[…] À toutes les étapes des aventures des immigrés clandestins, le portable est un outil précieux. Et c’est évidemment encore mieux s’il s’agit d’un smartphone avec accès internet. Car leur voyage vers l’Europe est semé d’embûches. Les migrants sont nombreux à rassurer leur entourage, resté au pays, par le biais de courts messages ou de photos postées sur les réseaux sociaux.
Le téléphone se révèle utile dès leur départ du pays. Il permet aux migrants de fixer des rendez-vous avec leurs passeurs ou de trouver leur chemin. Assis dans la cour de l’ancien lycée squatté, Aziz raconte comment son bateau a finalement réussi à atteindre les côtes italiennes. “Certaines personnes utilisaient le GPS installé sur leur portable pour se repérer en mer“, explique ce Soudanais arrivé en France il y a une vingtaine de jours.[…]
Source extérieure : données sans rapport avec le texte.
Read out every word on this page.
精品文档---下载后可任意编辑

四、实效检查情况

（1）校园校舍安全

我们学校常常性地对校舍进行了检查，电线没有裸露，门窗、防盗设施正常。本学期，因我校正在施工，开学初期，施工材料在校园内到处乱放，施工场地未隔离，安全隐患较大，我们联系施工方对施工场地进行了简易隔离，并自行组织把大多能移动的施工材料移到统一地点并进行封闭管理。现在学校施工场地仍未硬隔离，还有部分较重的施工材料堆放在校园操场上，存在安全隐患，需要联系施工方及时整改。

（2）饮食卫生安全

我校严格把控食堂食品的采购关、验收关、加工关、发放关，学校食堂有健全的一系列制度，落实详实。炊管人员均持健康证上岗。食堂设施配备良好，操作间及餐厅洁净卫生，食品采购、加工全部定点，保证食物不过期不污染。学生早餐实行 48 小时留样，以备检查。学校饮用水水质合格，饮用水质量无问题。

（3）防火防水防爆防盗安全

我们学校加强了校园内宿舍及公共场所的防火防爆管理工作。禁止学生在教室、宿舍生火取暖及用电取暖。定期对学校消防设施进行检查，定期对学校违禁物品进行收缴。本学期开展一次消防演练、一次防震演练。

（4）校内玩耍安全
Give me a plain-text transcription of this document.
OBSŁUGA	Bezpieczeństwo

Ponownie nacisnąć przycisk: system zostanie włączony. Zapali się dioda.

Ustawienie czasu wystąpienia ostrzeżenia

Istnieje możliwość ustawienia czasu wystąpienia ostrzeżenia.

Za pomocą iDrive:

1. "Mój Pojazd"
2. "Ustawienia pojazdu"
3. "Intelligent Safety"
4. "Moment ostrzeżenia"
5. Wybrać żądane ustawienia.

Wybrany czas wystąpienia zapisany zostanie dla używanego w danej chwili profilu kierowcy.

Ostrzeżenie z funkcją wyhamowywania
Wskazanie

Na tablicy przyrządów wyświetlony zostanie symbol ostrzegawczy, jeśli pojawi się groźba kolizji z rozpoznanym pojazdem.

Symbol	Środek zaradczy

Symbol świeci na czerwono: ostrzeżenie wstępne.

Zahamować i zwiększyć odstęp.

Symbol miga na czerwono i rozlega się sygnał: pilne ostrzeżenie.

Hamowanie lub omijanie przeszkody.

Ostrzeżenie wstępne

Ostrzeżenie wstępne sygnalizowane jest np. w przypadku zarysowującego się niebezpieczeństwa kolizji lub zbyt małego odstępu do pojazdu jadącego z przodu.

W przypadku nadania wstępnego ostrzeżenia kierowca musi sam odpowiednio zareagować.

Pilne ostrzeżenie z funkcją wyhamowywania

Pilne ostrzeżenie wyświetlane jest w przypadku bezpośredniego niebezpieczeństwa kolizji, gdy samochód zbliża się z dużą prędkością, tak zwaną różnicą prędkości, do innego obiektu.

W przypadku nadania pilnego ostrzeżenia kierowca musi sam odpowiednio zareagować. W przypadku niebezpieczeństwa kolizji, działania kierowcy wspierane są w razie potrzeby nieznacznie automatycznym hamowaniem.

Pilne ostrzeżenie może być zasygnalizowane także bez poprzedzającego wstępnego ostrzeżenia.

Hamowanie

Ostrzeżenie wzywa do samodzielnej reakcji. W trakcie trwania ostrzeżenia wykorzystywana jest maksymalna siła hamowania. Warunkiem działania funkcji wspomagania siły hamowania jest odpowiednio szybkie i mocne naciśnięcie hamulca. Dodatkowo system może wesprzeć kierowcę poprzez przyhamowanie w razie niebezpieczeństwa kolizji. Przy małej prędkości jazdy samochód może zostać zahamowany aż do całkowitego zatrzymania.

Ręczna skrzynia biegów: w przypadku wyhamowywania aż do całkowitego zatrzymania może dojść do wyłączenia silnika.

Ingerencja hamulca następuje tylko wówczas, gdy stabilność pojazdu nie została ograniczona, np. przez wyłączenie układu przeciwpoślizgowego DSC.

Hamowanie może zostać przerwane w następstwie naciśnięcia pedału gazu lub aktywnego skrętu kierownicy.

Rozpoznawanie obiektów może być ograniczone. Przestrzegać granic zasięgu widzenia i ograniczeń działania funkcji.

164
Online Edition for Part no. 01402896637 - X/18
Une fois débarqué sur les côtes européennes, le dépaysement est total pour les migrants. Difficile de se repérer dans les rues d’une ville que l’on découvre à peine. “Quand je suis arrivé en Italie, je ne connaissais rien, ni personne. Grâce à Google Maps, j’ai pu trouver un supermarché pas loin pour acheter de la nourriture“, se souvient Ahmed Salem. Mais bien souvent, l’application de géolocalisation ne suffit pas. “Parfois, j’appelais mes amis, qui avaient déjà fait le voyage, pour qu’ils me donnent la bonne direction.”
Veste noire sur les épaules, Afchin essaye d’entamer une conversation en français. Mais la barrière de la langue freine encore son enthousiasme, six mois après son arrivée en France. Après un bref moment de panique, le jeune Afghan plonge son regard dans son smartphone et lance Google Traduction. Il prononce quelques mots dans sa langue maternelle avant de tendre l’appareil sur lequel apparaît une interprétation approximative de ses propos. Mais l’essentiel est là : Afchin a réussi à se faire comprendre.
Les téléphones sont de véritables couteaux suisses pour ces migrants démunis. Ils leur permettent même de raconter leur histoire aux internautes. C’est ce qu’a fait Youssif, avec le soutien de traducteurs bénévoles. Sur son blog Le Voyage de la mort, il retrace son parcours plein de souffrance. Un témoignage fort qu’il dédie “à tous les gens qui ne sont pas arrivés jusqu’en Europe, ceux qui sont morts en route”.
Une fois les frontières de l’Europe franchies, les migrants adoptent le système D pour capter du réseau. Quelques-uns trouvent des identifiants d’accès au wifi gratuit, comme Ahmed Salem, qui souhaite contacter ses proches dispersés aux quatre coins du monde. Certains vivent à Londres, en Allemagne, et même aux États-Unis. Des amitiés qui survivent grâce à internet. Dès qu’il le peut, le jeune homme se connecte pour échanger avec eux.
Sous le préau de l’ancien lycée, l’Erythréen de 32 ans explique utiliser son téléphone pour dissuader ses amis de traverser la Méditerranée. “Je me connecte parfois sur Facebook, Viber ou WhatsApp pour avoir des nouvelles de mes proches. Je leur envoie des photos pour qu’ils aient conscience que passer par la mer est extrêmement dangereux. Si je leur explique mes conditions de vie, ils vont peut-être renoncer à venir, espère celui qui compte apprendre le français et trouver un travail. Ma vie est ici maintenant”.
L’utilisation du téléphone dépend beaucoup de l’argent dont disposent les migrants. Ils n’ont pas tous les moyens de s’offrir un portable avec une connexion internet. […]
Sans nouvelles de leurs proches, les migrants peinent à garder le moral. Pour Mekal, le temps s’est comme arrêté. Il n’a pas réussi à contacter sa famille depuis son départ d’Erythrée. “C’est difficile, j’imagine le pire. Je ne sais pas si ma famille est encore en vie.” L’homme craint le régime de son pays, qui “surveille et contrôle tout”. De temps en temps, Mekal consulte YouTube pour regarder des vidéos de la chaîne de télévision de son pays d’origine.
En cas d’urgence et de grande détresse, le comité de soutien des migrants peut décider de prêter des cartes téléphoniques. “Une fois, un migrant n’avait plus de crédit au moment où il a appris que sa famille était à l’hôpital. On lui a trouvé un moyen de contacter ses proches“, raconte Gabriel Dumas-Delage. Le téléphone portable est souvent la dernière chose qui leur permet de garder la main sur un quotidien angoissant.